Borussia Dortmund turned in their second scintillating season in a row, as charismatic boss Jurgen Klopp’s side retained the Bundesliga crown while posting a new record points total. Yet another talented young Germany international, Marco Reus, fired unfancied Borussia Monchengladbach to a sensational fourth-place finish, but elsewhere in the Rhineland, fallen giants Cologne were relegated for the fifth time in their history. reviews another eventful German top-flight season.

Phenomenon in yellow and black
Dortmund impressively defended the title they won in such dashing style last season and finished on 81 points from their 34 matches, breaking all previous records for the German top flight. The men in yellow and black won both matches against closest rivals Bayern Munich by the only goal of the game.

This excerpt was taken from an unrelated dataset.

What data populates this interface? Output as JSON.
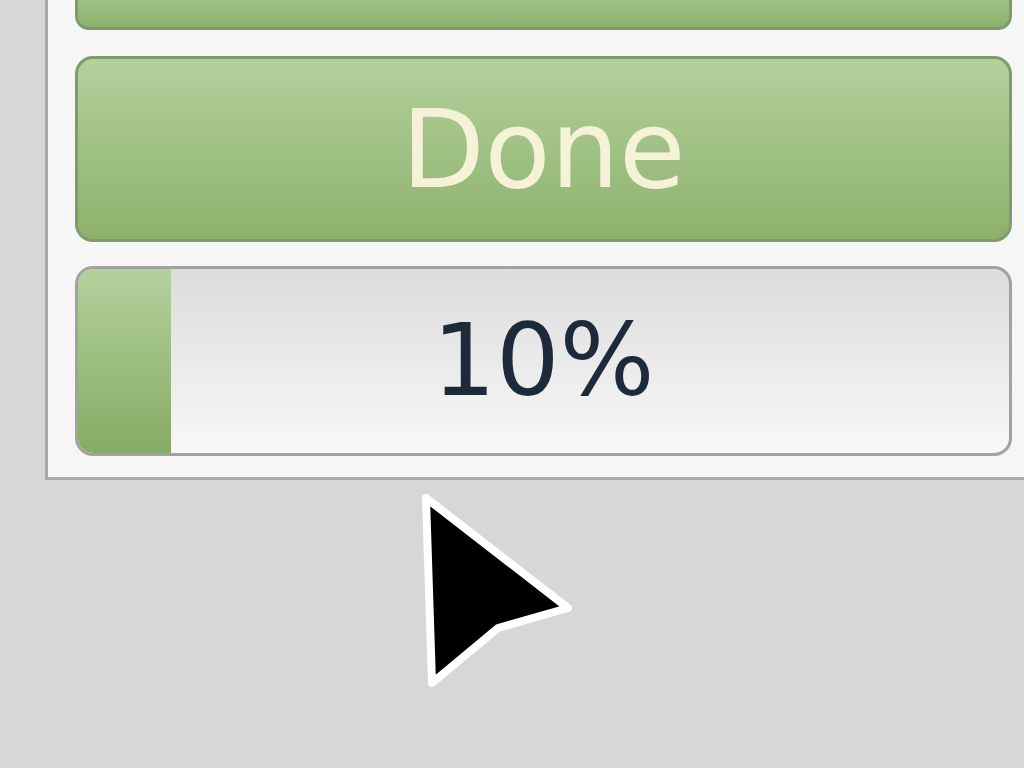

The destination of the title arguably came down to one single incident on Matchday 30. With Dortmund clinging onto a 1-0 lead over visiting Bayern and five minutes left to play, BVB keeper Roman Weidenfeller saved an Arjen Robben penalty. The ensuing victory sent Borussia six points clear at the top, a lead they even extended over the last four matches.

The signs are that a new centre of power is emerging in German domestic football, also evidenced by Dortmund's success in beating Munich to the signature of rising star Reus, who spurned the Bavarians’ overtures and opted for a return to the club he played for as a youth.

The 22-year-old Germany international enjoyed a stellar season for Monchengladbach, comfortably the surprise package of the season, and contributed a total of 30 goals and assists to Gladbach’s fourth place and a shot at qualifying for the UEFA Champions League. Not 12 months ago, the same club needed a last-minute goal to avoid losing their top-flight status in the relegation play-off.

Farewell and adios
Along with bottom club Kaiserslautern, Cologne dropped straight into the second tier. Local hero Lukas Podolski contributed 18 goals, but even that could not save his boyhood club, and he now heads for Arsenal and what will likely be more successful times.

Fellow strugglers Hertha Berlin lived to fight again after veteran supremo Otto Rehhagel guided them to victory on the last day over Hoffenheim, coached by former Berlin boss Markus Babbel. The men from the capital earned at least a temporary reprieve and now face Fortuna Dusseldorf in a play-off.

The Bundesliga lost tradition-rich clubs in Cologne and Kaiserslautern, but also two authentic greats of the modern game, as Michael Ballack and Raul bowed out at the ages of 35 and 34 respectively. Both men are now expected to pitch up far from Europe and play out a couple more years in more exotic climes.

Skyrocketing attendances
A man in the royal blue of Schalke proved the marksman of the season, as Klaas-Jan Huntelaar finished with 29 top flight goals, becoming the first Dutchman to finish top scorer in the Bundesliga. More importantly, the Hunter’s sterling efforts earned Schalke a place in the Champions League group stage. Next on the list was Bayern's Mario Gomez with 26 goals, followed by Dortmund's Robert Lewandowski on 22.

The attendance boom which started with the crop of new and renovated stadiums erected for the 2006 FIFA World Cup™ continued unabated. The average Bundesliga crowd in 2011/12 was 45,116, as the 306 fixtures attracted a total attendance of 13,805,496, a new record and unmatched anywhere else in Europe (on a comparative basis). Champions Dortmund again blazed the trail, playing all 17 of their home matches to an 80,720 full house.